Cette rupture fracassante entre les deux hommes semble avoir surpris les analystes politiques à Juba tant leurs liens étaient si forts que le vice-président limogé était pressenti comme le successeur préféré de Salva Kiir à la tête de l’Etat. Le chef de l’Etat du Soudan du Sud a également limogé le gouverneur de la banque centrale et le directeur de l’Autorité fiscale (l’équivalent de la direction générale des Impôts), tous deux considérés comme proches de Bol Mel.

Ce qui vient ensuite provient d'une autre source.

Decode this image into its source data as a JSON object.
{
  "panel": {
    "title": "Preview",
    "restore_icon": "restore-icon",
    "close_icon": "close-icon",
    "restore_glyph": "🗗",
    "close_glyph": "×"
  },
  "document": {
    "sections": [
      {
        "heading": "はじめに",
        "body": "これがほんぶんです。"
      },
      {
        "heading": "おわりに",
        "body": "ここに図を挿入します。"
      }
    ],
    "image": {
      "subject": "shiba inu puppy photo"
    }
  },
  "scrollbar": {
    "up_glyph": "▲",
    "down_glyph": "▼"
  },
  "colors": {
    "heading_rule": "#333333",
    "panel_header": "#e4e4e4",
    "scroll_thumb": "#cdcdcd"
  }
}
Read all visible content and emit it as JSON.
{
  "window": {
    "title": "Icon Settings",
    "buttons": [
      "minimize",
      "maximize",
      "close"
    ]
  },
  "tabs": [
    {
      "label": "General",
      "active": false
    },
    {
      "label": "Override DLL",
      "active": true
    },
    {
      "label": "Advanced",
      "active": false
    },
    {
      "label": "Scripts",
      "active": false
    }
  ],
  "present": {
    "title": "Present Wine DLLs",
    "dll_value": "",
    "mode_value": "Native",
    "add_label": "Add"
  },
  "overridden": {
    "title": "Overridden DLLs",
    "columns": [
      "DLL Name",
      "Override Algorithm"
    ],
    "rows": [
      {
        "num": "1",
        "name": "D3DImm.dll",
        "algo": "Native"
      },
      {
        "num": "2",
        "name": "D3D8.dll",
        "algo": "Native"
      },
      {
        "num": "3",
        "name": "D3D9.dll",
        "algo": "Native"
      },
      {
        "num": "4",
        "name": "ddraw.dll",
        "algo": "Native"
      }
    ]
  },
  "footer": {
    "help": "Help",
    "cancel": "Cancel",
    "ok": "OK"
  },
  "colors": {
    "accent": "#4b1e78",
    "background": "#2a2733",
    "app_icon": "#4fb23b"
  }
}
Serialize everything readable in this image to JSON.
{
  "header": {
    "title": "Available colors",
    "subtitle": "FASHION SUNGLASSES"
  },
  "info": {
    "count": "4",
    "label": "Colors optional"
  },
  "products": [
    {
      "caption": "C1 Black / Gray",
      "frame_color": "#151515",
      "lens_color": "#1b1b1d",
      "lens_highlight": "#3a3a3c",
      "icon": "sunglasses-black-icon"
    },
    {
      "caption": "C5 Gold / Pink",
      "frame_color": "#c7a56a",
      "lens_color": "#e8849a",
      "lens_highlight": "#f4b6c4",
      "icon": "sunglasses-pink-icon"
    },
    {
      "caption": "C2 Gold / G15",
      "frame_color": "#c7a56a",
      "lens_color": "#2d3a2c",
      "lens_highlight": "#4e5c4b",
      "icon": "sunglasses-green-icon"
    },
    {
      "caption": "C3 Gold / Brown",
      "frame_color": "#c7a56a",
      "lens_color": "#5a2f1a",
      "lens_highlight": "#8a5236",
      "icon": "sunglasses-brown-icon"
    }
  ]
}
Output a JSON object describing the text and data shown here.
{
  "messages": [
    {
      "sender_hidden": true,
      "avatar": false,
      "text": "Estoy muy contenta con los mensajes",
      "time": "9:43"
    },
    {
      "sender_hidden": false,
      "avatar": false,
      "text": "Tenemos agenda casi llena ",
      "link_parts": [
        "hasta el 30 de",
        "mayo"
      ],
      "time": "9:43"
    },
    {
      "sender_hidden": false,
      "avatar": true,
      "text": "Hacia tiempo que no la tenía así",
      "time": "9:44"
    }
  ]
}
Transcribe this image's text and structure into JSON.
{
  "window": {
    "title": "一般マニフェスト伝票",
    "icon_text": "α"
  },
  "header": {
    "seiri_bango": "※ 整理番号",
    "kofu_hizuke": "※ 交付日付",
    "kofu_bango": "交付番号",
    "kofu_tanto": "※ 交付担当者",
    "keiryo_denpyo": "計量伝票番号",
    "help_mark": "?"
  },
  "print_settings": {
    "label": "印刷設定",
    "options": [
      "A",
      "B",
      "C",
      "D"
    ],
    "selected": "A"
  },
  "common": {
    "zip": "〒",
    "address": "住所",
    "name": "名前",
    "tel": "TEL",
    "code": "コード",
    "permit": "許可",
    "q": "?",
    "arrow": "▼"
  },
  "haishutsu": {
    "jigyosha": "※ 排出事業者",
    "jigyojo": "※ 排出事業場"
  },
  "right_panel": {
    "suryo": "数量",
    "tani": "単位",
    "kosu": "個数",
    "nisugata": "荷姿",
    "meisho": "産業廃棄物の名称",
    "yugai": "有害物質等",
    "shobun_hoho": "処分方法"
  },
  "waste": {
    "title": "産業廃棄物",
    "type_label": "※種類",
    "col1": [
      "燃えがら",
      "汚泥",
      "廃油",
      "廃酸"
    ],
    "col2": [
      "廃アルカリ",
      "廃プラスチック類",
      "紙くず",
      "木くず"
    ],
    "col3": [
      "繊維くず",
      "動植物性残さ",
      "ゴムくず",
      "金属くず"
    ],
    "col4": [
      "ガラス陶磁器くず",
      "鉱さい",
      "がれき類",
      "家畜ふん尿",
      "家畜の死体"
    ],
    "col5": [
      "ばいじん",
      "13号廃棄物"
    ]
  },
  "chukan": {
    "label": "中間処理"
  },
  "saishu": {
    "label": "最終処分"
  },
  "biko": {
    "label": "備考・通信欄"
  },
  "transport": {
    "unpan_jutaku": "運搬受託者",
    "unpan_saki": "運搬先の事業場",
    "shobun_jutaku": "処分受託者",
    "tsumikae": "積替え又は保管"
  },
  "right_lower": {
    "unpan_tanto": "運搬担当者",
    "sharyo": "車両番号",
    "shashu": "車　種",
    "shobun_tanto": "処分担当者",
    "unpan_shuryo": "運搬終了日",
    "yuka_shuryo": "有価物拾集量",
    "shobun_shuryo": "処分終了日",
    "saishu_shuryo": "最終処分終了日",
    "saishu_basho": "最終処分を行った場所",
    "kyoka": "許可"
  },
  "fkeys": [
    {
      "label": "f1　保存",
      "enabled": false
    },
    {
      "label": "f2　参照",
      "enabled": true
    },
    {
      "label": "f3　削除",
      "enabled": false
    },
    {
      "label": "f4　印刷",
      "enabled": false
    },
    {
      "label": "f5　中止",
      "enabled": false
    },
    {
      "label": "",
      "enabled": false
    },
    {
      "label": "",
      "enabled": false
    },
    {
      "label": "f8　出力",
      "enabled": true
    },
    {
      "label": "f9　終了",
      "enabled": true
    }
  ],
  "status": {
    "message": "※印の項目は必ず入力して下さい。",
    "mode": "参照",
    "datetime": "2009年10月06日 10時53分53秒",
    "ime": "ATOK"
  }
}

Ces mouvements s’ajoutent à un renouvellement incessant des cadres supérieurs du gouvernement à un moment où les questions sur la succession de Salva Kiir se multiplient et où l’on redoute un retour à la guerre civile.
Bol Mel, a subi l’humiliation d’être rétrogradé du grade de général
Le Soudan du Sud, le « plus jeune pays du monde,» a obtenu son indépendance du Soudan en 2011, mais a rapidement sombré dans une guerre civile qui a fait environ 400.000 morts entre 2013 et 2018.
Le décret du président de la République n’a fourni aucune explication sur les motifs de ce qui ressemble à une «purge.» La seule certitude est que ces licenciements font suite à des spéculations dans la capitale (Juba) après que le dispositif de sécurité devant la résidence de Bol Mel a été levé. Le désormais ancien vice-président, Bol Mel, a subi l’humiliation d’être rétrogradé du grade de général auquel il l’avait promu il y a deux mois seulement.
Bol Mel est sous sanctions américaines pour corruption présumée depuis 2017, et un rapport de l’ONU publié en septembre accuse des entreprises qui lui sont affiliées d’avoir reçu 1,7 milliard de dollars pour des travaux de construction des routes qui n’ont jamais été réalisés. L’intéressé n’a jamais répondu aux accusations de corruption portées contre lui. Son accession à la vice-présidence et son statut informel de successeur désigné du président Salva Kiir ont suscité la grogne des élites politiques et sécuritaires de Juba.
La situation politique au Soudan du Sud est extrêmement tendue et incertaine. Les élections prévues en 2024 ont été reportées sine die, et le premier vice-président Riek Machar, principal rival de Kiir pendant la guerre civile, a été arrêté en mars dernier puis inculpé de trahison.